Illinois could use the money for needed transportation projects in the Rebuild Illinois Plan or reduce the state’s public pension debt.
Los Angeles , 25 de ago (HINA) — A new Reason Foundation study finds Illinois could net between $14 billion and $24.5 billion by leasing the Illinois Tollway, giving the state much-needed money to fund other transportation projects or pay down growing public pension liabilities.
Using data from comparable long-term toll road leases worldwide, the Reason Foundation report estimates that the medium-range net proceeds (after paying off outstanding Illinois Tollway bonds) would be $19.4 billion for a 50-year lease of the Illinois Tollway. The state would likely be able to choose to receive that money in either a lump-sum up-front payment or annual lease payments.

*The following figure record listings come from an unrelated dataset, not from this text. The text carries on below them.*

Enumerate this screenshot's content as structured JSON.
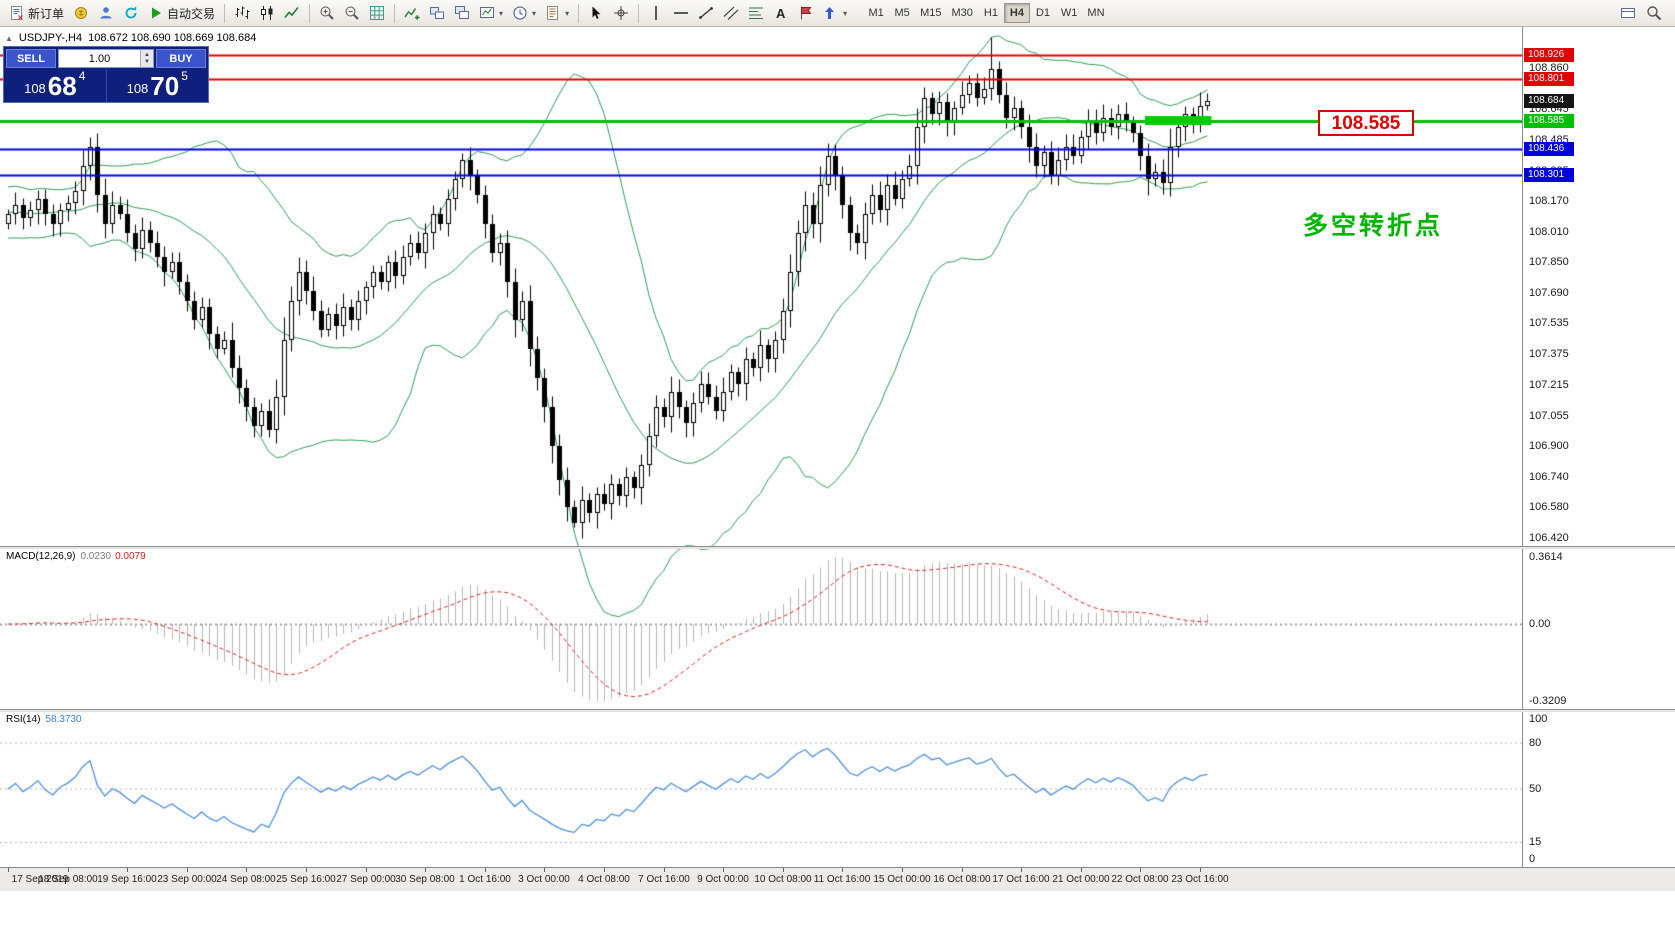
{
  "toolbar": {
    "new_order_label": "新订单",
    "autotrade_label": "自动交易",
    "buttons": [
      {
        "name": "new-order",
        "label_key": "new_order_label"
      },
      {
        "name": "accounts"
      },
      {
        "name": "profiles"
      },
      {
        "name": "refresh"
      },
      {
        "name": "autotrade",
        "label_key": "autotrade_label"
      },
      {
        "sep": true
      },
      {
        "name": "bar-chart"
      },
      {
        "name": "candle-chart"
      },
      {
        "name": "line-chart"
      },
      {
        "sep": true
      },
      {
        "name": "zoom-in"
      },
      {
        "name": "zoom-out"
      },
      {
        "name": "grid"
      },
      {
        "sep": true
      },
      {
        "name": "indicators"
      },
      {
        "name": "tile-windows"
      },
      {
        "name": "cascade-windows"
      },
      {
        "name": "chart-dropdown",
        "drop": true
      },
      {
        "name": "period-dropdown",
        "drop": true
      },
      {
        "name": "template-dropdown",
        "drop": true
      },
      {
        "sep": true
      },
      {
        "name": "cursor"
      },
      {
        "name": "crosshair"
      },
      {
        "sep": true
      },
      {
        "name": "vline"
      },
      {
        "name": "hline"
      },
      {
        "name": "trendline"
      },
      {
        "name": "channel"
      },
      {
        "name": "fibonacci"
      },
      {
        "name": "text"
      },
      {
        "name": "label"
      },
      {
        "name": "arrows",
        "drop": true
      }
    ],
    "right_buttons": [
      {
        "name": "window-list"
      },
      {
        "name": "search"
      }
    ],
    "timeframes": [
      "M1",
      "M5",
      "M15",
      "M30",
      "H1",
      "H4",
      "D1",
      "W1",
      "MN"
    ],
    "active_timeframe": "H4"
  },
  "chart": {
    "title": "USDJPY-,H4",
    "ohlc": "108.672 108.690 108.669 108.684",
    "current_price": "108.684",
    "price_label": "108.585",
    "annotation": "多空转折点"
  },
  "one_click": {
    "sell_label": "SELL",
    "buy_label": "BUY",
    "volume": "1.00",
    "sell_price_main": "108",
    "sell_price_big": "68",
    "sell_price_sup": "4",
    "buy_price_main": "108",
    "buy_price_big": "70",
    "buy_price_sup": "5"
  },
  "axis": {
    "price_ticks": [
      108.86,
      108.645,
      108.485,
      108.325,
      108.17,
      108.01,
      107.85,
      107.69,
      107.535,
      107.375,
      107.215,
      107.055,
      106.9,
      106.74,
      106.58,
      106.42
    ],
    "time_labels": [
      "17 Sep 2019",
      "18 Sep 08:00",
      "19 Sep 16:00",
      "23 Sep 00:00",
      "24 Sep 08:00",
      "25 Sep 16:00",
      "27 Sep 00:00",
      "30 Sep 08:00",
      "1 Oct 16:00",
      "3 Oct 00:00",
      "4 Oct 08:00",
      "7 Oct 16:00",
      "9 Oct 00:00",
      "10 Oct 08:00",
      "11 Oct 16:00",
      "15 Oct 00:00",
      "16 Oct 08:00",
      "17 Oct 16:00",
      "21 Oct 00:00",
      "22 Oct 08:00",
      "23 Oct 16:00"
    ]
  },
  "lines": [
    {
      "price": 108.926,
      "color": "#e00000",
      "width": 2,
      "label": "108.926"
    },
    {
      "price": 108.801,
      "color": "#e00000",
      "width": 2,
      "label": "108.801"
    },
    {
      "price": 108.585,
      "color": "#00bf00",
      "width": 3,
      "label": "108.585"
    },
    {
      "price": 108.436,
      "color": "#0000dd",
      "width": 2,
      "label": "108.436"
    },
    {
      "price": 108.301,
      "color": "#0000dd",
      "width": 2,
      "label": "108.301"
    }
  ],
  "highlight_segment": {
    "price": 108.585,
    "bar_start": 153,
    "bar_end": 161,
    "color": "#00cc00",
    "thickness": 9
  },
  "indicators": {
    "macd": {
      "label": "MACD(12,26,9)",
      "value_main": "0.0230",
      "value_signal": "0.0079",
      "axis_max": "0.3614",
      "axis_zero": "0.00",
      "axis_min": "-0.3209",
      "hist_color": "#b6b6b6",
      "signal_color": "#e02020"
    },
    "rsi": {
      "label": "RSI(14)",
      "value": "58.3730",
      "levels": [
        100,
        80,
        50,
        15,
        0
      ],
      "line_color": "#4f8fdd"
    }
  },
  "chart_data": {
    "type": "candlestick",
    "symbol": "USDJPY",
    "period": "H4",
    "price_range": [
      106.38,
      109.07
    ],
    "bull_color": "#ffffff",
    "bear_color": "#000000",
    "band_color": "#2e9b57",
    "bollinger": {
      "period": 20,
      "deviation": 2
    },
    "macd_params": {
      "fast": 12,
      "slow": 26,
      "signal": 9
    },
    "rsi_period": 14,
    "closes": [
      108.1,
      108.15,
      108.08,
      108.12,
      108.18,
      108.1,
      108.05,
      108.12,
      108.16,
      108.22,
      108.35,
      108.45,
      108.2,
      108.05,
      108.15,
      108.1,
      108.0,
      107.92,
      108.02,
      107.95,
      107.88,
      107.8,
      107.85,
      107.75,
      107.65,
      107.55,
      107.62,
      107.48,
      107.4,
      107.45,
      107.3,
      107.2,
      107.1,
      107.0,
      107.08,
      106.98,
      107.15,
      107.45,
      107.65,
      107.8,
      107.7,
      107.6,
      107.5,
      107.58,
      107.52,
      107.62,
      107.55,
      107.65,
      107.72,
      107.8,
      107.75,
      107.85,
      107.78,
      107.88,
      107.95,
      107.9,
      108.0,
      108.1,
      108.05,
      108.18,
      108.28,
      108.38,
      108.3,
      108.2,
      108.05,
      107.9,
      107.95,
      107.75,
      107.55,
      107.65,
      107.4,
      107.25,
      107.1,
      106.9,
      106.72,
      106.58,
      106.5,
      106.62,
      106.55,
      106.65,
      106.6,
      106.7,
      106.64,
      106.74,
      106.68,
      106.8,
      106.95,
      107.1,
      107.05,
      107.18,
      107.1,
      107.02,
      107.12,
      107.22,
      107.15,
      107.08,
      107.18,
      107.28,
      107.22,
      107.35,
      107.3,
      107.42,
      107.35,
      107.45,
      107.6,
      107.8,
      108.0,
      108.15,
      108.05,
      108.25,
      108.4,
      108.3,
      108.15,
      108.0,
      107.95,
      108.1,
      108.2,
      108.12,
      108.25,
      108.18,
      108.28,
      108.35,
      108.55,
      108.7,
      108.62,
      108.68,
      108.58,
      108.65,
      108.72,
      108.78,
      108.7,
      108.75,
      108.85,
      108.72,
      108.6,
      108.65,
      108.55,
      108.45,
      108.35,
      108.42,
      108.3,
      108.38,
      108.45,
      108.4,
      108.5,
      108.58,
      108.52,
      108.6,
      108.55,
      108.62,
      108.58,
      108.52,
      108.4,
      108.28,
      108.32,
      108.26,
      108.45,
      108.55,
      108.62,
      108.58,
      108.66,
      108.684
    ],
    "wick_overrides": {
      "11": {
        "high": 108.5
      },
      "76": {
        "low": 106.48
      },
      "110": {
        "high": 108.47
      },
      "123": {
        "high": 108.76
      },
      "132": {
        "high": 109.02
      }
    }
  }
}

Five U.S. toll roads have entered into long-term leases in recent years, including the Chicago Skyway and Indiana Toll Road. The Chicago Skyway lease is now held by a consortium of Canadian public pension funds and the Indiana Toll Road lease is held by a consortium of U.S. pension funds.
“Chicago paid off nearly $1 billion in debt with its Skyway lease proceeds, while Indiana fully funded a 10-year transportation improvement program,” said Robert Poole, author of the study and director of transportation at Reason Foundation. “Today, most toll road leases limit annual toll rate increases to the rate of inflation, so drivers shouldn’t fear that. The lease agreement would ensure meaningful state oversight of the toll rates and key performance indicators for the Illinois Tollway while providing greater accountability and transparency for the public and toll-payers.”
The study stresses that each state must determine the best uses for the money from a deal, but outlines three possible uses of the proceeds Illinois would receive from a long-term lease:
- Funding major unfunded transportation needs, such as some of the $45 billion worth of projects in the 2019 Rebuild Illinois Plan.
- Reducing state debt, with the aim of achieving a higher bond rating than the current BBB-, to permit financing at lower interest rates.
- Reducing the unfunded liability of state public employee pension funds. The $19.4 billion net proceeds could cover 14 percent of these funds’ 2018 unfunded liabilities.
“As an investor-financed business, a toll road company would likely speed up modernization efforts on the Illinois Tollway,” Poole said. “The state could also ensure there are significant penalties for failing to meet performance metrics and that the lease could be terminated if the company continually failed to measure up to expectations.”